70 mila posti a rischio, prezzi più alti, minore assistenza. Questa la denuncia di Federauto (l’associazione di categoria che riunisce i concessionari italiani) riguardo al rischio paventato dall’entrata in vigore del nuovo regolamento europeo 2022 sulla distribuzione, ora in fase di discussione. Tale regolamento, prevedrebbe la possibilità per le case madri di aumentare la propria marginalità diventando venditori diretti principamente attraverso la vendita online.
La vendita online delle autovetture non porterà vantaggi al consumatore finale, anzi. Secondo Federauto, questa modifica potrebbe portare con sé alcune insidie, tra cui una minore assistenza e un aumento dei prezzi.
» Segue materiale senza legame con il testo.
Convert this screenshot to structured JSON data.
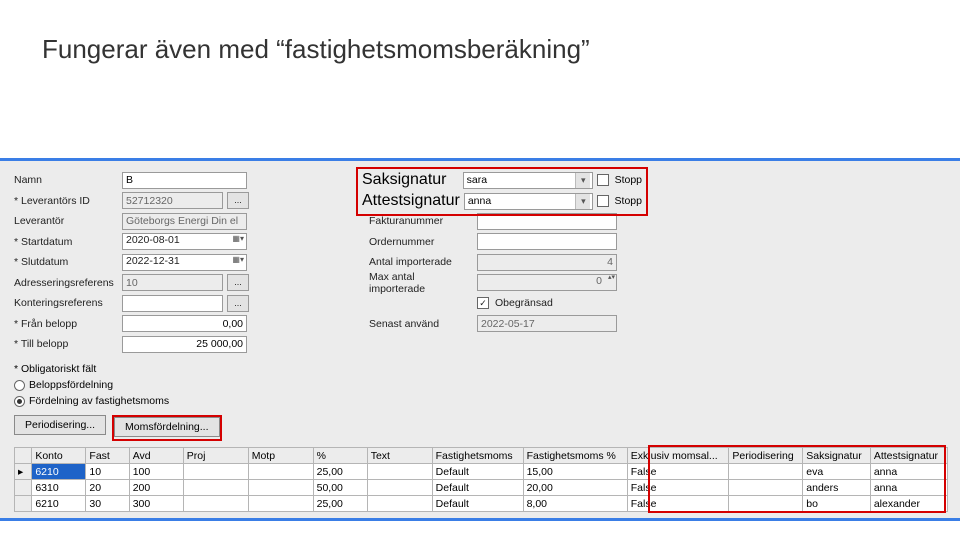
{
  "slide": {
    "title": "Fungerar även med “fastighetsmomsberäkning”"
  },
  "labels": {
    "namn": "Namn",
    "leverantorsId": "* Leverantörs ID",
    "leverantor": "Leverantör",
    "startdatum": "* Startdatum",
    "slutdatum": "* Slutdatum",
    "adrRef": "Adresseringsreferens",
    "kontRef": "Konteringsreferens",
    "franBelopp": "* Från belopp",
    "tillBelopp": "* Till belopp",
    "saksignatur": "Saksignatur",
    "attestsignatur": "Attestsignatur",
    "stopp": "Stopp",
    "fakturanummer": "Fakturanummer",
    "ordernummer": "Ordernummer",
    "antalImp": "Antal importerade",
    "maxAntalImp": "Max antal importerade",
    "obegransad": "Obegränsad",
    "senastAnvand": "Senast använd",
    "obligatoriskt": "* Obligatoriskt fält",
    "radio1": "Beloppsfördelning",
    "radio2": "Fördelning av fastighetsmoms",
    "periodisering": "Periodisering...",
    "momsfordelning": "Momsfördelning..."
  },
  "values": {
    "namn": "B",
    "leverantorsId": "52712320",
    "leverantor": "Göteborgs Energi Din el",
    "startdatum": "2020-08-01",
    "slutdatum": "2022-12-31",
    "adrRef": "10",
    "kontRef": "",
    "franBelopp": "0,00",
    "tillBelopp": "25 000,00",
    "saksignatur": "sara",
    "attestsignatur": "anna",
    "stopp1": false,
    "stopp2": false,
    "antalImp": "4",
    "maxAntalImp": "0",
    "obegransad": true,
    "senastAnvand": "2022-05-17",
    "radioSelected": 2
  },
  "grid": {
    "headers": [
      "Konto",
      "Fast",
      "Avd",
      "Proj",
      "Motp",
      "%",
      "Text",
      "Fastighetsmoms",
      "Fastighetsmoms %",
      "Exklusiv momsal...",
      "Periodisering",
      "Saksignatur",
      "Attestsignatur"
    ],
    "rows": [
      {
        "konto": "6210",
        "fast": "10",
        "avd": "100",
        "proj": "",
        "motp": "",
        "pct": "25,00",
        "text": "",
        "fm": "Default",
        "fmpct": "15,00",
        "exkl": "False",
        "per": "",
        "sak": "eva",
        "att": "anna"
      },
      {
        "konto": "6310",
        "fast": "20",
        "avd": "200",
        "proj": "",
        "motp": "",
        "pct": "50,00",
        "text": "",
        "fm": "Default",
        "fmpct": "20,00",
        "exkl": "False",
        "per": "",
        "sak": "anders",
        "att": "anna"
      },
      {
        "konto": "6210",
        "fast": "30",
        "avd": "300",
        "proj": "",
        "motp": "",
        "pct": "25,00",
        "text": "",
        "fm": "Default",
        "fmpct": "8,00",
        "exkl": "False",
        "per": "",
        "sak": "bo",
        "att": "alexander"
      }
    ]
  }
}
Sul tema, il presidente di Federauto Adolfo De Stefani Cosentino ha dichiarato: “La volontà della maggioranza delle case di incrementare la marginalità modificando i rapporti contrattuali con i propri concessionari ed entrando direttamente nel mercato B2C, ossia rivolgendosi al cliente finale attraverso la vendita online, trasferirà molte funzioni oggi appannaggio dei concessionari in seno alle case automobilistiche, di fatto annullando quel terreno negoziale che sinora ha permesso al concessionario di formulare la migliore offerta per rispondere alle diverse esigenze del consumatore, dal ritiro dell’usato al finanziamento del nuovo acquisto.”
Trasformate in agenti a provvigione e schiacciate dal peso del nuovo sistema, le concessionarie rischiano di sparire mettendo alla porta quasi 72 mila lavoratori: “La discesa in campo delle Case con la vendita diretta online metterà fuori gioco i distributori, quindi i concessionari, per poi acquisire il controllo della domanda, con condizioni non più negoziabili.”
Oltre l’aspetto umano non trascurabile, va considerato anche quello fiscale. Attualmente le concessionarie incidono sul PIL nazionale per il 3% e per il 5% del gettito fiscale. Nel caso in cui il regolamento dovesse entrare in vigore così siffatto, si avrebbe una trasformazione che vedrebbe scendere le rispettive quote contributive del PIL (all’1,8%) e fiscali (al 3%). Senza contare che i dealer, in quanto aziende nazionali, versano i contributi localmente; cosa che non si può dire per realtà con sedi legali estere, con ulteriori risvolti economici.
70 mila posti di lavoro, quelli delle concessionarie auto, in meno, prezzi più alti, minor assistenza, minor gettito fiscale: ne vale davvero la pena in un periodo storico così tanto incerto?